User Rating: 6 | Dead Island: Riptide PS3
As a huge fan of Dead Island, Riptide gave me my money's worth, but only barely. What I especially loved about the original is the sense that I really was enduring the zombie apocalypse. Screams trailing away from an indeterminate direction often gave me chills when I couldn't tell if it was background noise or a genuine threat. A undetected corpse at my feet rising, raving, and throwing itself upon me could make my heart skip a beat. Patching together Molotov cocktails, crafting flaming baseball bats, welding steel plating on a vehicle, etc. were all a thrill. Rather than dumping all these abilities on you from the outset, the game permitted you to discover or learn these skills as the game progressed. It truly gave the sense that my character was growing or adapting to the times and I was rising above the disaster that had engulfed everyone else.

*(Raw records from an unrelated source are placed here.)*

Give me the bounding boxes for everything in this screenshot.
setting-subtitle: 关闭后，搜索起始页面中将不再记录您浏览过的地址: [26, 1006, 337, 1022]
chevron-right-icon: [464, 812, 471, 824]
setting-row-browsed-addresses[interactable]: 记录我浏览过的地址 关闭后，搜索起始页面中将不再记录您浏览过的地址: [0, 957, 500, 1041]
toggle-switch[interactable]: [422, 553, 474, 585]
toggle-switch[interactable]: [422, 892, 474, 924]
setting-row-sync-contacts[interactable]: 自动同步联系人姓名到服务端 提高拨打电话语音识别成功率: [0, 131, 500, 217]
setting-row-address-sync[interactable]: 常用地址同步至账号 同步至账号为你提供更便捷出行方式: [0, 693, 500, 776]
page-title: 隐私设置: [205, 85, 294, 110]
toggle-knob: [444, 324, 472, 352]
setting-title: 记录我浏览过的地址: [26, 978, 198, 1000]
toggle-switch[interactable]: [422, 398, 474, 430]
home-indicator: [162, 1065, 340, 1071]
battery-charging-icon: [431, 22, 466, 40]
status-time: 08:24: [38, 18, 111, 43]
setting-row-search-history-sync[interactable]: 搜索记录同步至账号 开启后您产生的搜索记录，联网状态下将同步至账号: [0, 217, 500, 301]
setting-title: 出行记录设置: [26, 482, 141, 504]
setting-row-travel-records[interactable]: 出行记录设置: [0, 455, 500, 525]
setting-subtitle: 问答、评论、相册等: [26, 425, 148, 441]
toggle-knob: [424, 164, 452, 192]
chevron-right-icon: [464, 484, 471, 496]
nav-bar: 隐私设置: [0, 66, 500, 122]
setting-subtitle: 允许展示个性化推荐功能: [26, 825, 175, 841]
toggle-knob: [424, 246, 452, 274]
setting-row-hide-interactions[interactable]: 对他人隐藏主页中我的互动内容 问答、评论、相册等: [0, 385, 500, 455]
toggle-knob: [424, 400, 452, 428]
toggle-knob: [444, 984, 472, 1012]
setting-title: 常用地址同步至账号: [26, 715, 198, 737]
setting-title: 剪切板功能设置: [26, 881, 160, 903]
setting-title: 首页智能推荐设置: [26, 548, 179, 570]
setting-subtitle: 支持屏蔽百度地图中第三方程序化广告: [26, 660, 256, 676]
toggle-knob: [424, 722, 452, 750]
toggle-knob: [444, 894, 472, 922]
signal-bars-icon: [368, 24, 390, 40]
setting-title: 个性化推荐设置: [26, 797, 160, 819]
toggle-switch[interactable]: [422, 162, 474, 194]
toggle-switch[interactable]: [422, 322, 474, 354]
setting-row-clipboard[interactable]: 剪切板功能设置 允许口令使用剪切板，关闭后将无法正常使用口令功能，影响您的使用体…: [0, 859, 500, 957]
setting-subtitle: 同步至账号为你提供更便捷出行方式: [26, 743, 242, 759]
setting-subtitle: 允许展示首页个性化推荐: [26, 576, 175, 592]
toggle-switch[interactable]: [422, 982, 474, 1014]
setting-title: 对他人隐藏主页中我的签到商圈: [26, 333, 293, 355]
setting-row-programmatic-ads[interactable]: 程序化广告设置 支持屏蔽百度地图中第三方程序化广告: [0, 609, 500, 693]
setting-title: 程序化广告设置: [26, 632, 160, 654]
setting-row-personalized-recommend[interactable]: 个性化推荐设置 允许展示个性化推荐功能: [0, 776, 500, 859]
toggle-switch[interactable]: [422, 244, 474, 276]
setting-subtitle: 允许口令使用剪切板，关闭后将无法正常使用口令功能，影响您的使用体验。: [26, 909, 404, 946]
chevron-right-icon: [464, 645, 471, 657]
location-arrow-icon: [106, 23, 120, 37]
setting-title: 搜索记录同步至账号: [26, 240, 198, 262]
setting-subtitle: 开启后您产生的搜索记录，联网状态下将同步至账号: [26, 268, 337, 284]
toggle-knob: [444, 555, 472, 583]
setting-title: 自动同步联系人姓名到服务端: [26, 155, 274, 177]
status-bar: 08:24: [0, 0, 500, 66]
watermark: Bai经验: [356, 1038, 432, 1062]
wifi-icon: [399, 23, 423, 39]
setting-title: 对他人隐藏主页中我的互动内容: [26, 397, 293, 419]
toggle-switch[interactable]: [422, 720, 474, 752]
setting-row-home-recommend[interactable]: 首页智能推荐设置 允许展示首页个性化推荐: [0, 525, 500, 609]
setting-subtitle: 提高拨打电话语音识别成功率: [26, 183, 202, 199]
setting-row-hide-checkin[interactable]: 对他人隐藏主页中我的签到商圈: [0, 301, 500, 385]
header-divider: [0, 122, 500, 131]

Riptide is missing much of that. I'm not convinced it's the developers' fault. Much of what was in the original is in place here, but perhaps one simply grows inured to the game over time because the same gimmicks didn't really work this time. The screams didn't frighten me. The overlooked zombies didn't shock me. The new weapons didn't thrill me. Too much of the game was cookie-cutter simple for my taste. Side-quests were inevitably a random npc perched on high above a horde of reaching zombies. You took out the horde, and they thanked you and gave you a small reward. After doing the same thing a dozen times, it ceases to work on you. In the same way the incredible Dragon's Age abandoned the story in its sequel, I felt like Riptide did as well.

In short, if you're a hack n' slash gamer that enjoys the violence, the power, counting your gold and your level, I suspect you'll love Riptide. If you're a player who enjoys character and story, who loves the backdrop of Borderlands as much as the actual gameplay, you could probably pass on this one. The excitement and fun are simply missing in the sequel and there's very little that's new.